LightFM: Weights and Sample Weights


I was looking to gain insight on the weights for the LightFM Implementation for the following:

Sample Weights

  • What are sample_weights in the fit method? I read that they are to simulate time decay but how does that work exactly? Examples or an article explaining this would be really helpful.

Interactions Matrix

  • now if I have user interactions with different content_types i.e. text, video and we don't want to really differentiate between them when we make a recommendation?
    • Do I have to make separate models for each media type? If I create one model, does it make a difference if the interactions for text is a boolean like 1.0/0.0 for clicks and if the interactions for video is in percentage_video_completed e.g. if a user sees 10 seconds out of a 15 second video, can I assign an weight as 0.667?

Solution

  • Sample weights

    You can use sample_weights to weigh the importance of any one observation, in the same way you can pass sample_weight to an sklearn classifier.

    Weights larger than 1 will lend additional weight to that observation; weights smaller than one will make it less important to the model.

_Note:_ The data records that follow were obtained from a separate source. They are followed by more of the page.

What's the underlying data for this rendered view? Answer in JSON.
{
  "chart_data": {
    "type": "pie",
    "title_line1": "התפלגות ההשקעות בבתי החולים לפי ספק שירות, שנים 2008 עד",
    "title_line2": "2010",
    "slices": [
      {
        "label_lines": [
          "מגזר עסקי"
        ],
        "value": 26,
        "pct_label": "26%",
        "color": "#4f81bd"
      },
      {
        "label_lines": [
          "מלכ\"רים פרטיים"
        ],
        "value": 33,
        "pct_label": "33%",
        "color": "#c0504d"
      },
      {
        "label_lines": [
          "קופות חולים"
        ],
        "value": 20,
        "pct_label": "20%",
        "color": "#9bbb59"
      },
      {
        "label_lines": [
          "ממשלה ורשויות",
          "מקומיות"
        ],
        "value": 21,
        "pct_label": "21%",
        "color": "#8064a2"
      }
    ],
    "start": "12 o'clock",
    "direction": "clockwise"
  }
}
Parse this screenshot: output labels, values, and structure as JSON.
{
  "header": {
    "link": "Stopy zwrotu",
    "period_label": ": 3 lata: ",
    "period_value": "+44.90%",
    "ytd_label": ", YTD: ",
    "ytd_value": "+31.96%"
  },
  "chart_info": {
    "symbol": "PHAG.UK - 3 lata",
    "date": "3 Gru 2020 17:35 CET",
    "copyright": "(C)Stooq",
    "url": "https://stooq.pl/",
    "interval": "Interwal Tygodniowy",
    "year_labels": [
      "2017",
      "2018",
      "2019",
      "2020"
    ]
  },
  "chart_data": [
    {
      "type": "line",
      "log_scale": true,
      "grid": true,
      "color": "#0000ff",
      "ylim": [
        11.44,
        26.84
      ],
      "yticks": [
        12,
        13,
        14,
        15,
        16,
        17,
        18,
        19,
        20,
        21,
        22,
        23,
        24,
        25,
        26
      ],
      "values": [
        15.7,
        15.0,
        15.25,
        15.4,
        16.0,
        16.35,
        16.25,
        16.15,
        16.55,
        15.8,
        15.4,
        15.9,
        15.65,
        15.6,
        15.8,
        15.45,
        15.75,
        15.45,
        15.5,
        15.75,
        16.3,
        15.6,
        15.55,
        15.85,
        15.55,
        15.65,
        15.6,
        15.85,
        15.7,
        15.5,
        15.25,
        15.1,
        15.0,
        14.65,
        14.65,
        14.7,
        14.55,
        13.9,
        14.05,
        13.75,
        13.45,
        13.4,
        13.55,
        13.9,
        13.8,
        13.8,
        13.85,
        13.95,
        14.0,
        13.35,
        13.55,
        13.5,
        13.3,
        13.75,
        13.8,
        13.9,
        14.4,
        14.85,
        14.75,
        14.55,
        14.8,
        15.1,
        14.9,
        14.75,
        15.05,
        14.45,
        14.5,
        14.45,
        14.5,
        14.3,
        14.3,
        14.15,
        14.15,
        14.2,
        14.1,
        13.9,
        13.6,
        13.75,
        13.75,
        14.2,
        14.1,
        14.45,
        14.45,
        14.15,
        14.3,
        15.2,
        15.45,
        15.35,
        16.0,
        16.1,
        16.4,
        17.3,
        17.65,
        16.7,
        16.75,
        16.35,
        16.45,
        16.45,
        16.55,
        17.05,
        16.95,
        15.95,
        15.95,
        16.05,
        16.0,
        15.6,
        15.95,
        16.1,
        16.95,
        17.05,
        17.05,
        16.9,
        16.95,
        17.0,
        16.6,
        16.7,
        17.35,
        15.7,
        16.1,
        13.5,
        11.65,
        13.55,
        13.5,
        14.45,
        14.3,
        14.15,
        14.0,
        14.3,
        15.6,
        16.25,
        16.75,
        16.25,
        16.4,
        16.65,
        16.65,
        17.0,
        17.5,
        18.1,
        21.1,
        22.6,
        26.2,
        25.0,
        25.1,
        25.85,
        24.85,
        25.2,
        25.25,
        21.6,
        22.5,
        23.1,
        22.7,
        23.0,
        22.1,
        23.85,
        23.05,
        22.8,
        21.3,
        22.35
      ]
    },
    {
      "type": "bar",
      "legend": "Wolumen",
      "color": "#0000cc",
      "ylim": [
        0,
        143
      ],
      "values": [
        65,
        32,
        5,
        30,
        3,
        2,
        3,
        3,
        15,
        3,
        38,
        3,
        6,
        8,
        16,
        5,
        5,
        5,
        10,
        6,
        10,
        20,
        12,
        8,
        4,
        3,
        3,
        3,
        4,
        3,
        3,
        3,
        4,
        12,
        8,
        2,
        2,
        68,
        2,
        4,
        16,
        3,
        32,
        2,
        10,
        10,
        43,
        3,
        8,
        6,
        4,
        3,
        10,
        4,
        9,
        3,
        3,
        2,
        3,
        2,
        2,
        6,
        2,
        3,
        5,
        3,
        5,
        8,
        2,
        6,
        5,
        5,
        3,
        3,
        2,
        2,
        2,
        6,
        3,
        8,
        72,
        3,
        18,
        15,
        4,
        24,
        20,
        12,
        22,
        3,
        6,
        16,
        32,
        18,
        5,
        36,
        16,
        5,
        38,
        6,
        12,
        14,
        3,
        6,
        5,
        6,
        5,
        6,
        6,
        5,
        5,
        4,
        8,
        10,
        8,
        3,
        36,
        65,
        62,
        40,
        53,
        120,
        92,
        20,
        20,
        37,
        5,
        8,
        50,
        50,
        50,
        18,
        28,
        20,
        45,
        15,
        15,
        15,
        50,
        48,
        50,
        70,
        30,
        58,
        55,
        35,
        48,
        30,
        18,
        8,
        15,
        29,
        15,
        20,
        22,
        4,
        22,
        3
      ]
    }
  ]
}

    This is accomplished by scaling the learning rate for that observation by its weight.

    Interactions

    You don't have to create separate models: the two types of interactions can happily be embedded in the same model.

    In LightFM models, the data in the interactions matrix is binary. You should use the sample weights to express the confidence you have that a given interaction is positive. This can be percentage watched for movies: however, be aware that if percentage watched is routinely under 1.0, your model will put more weight on the text interactions.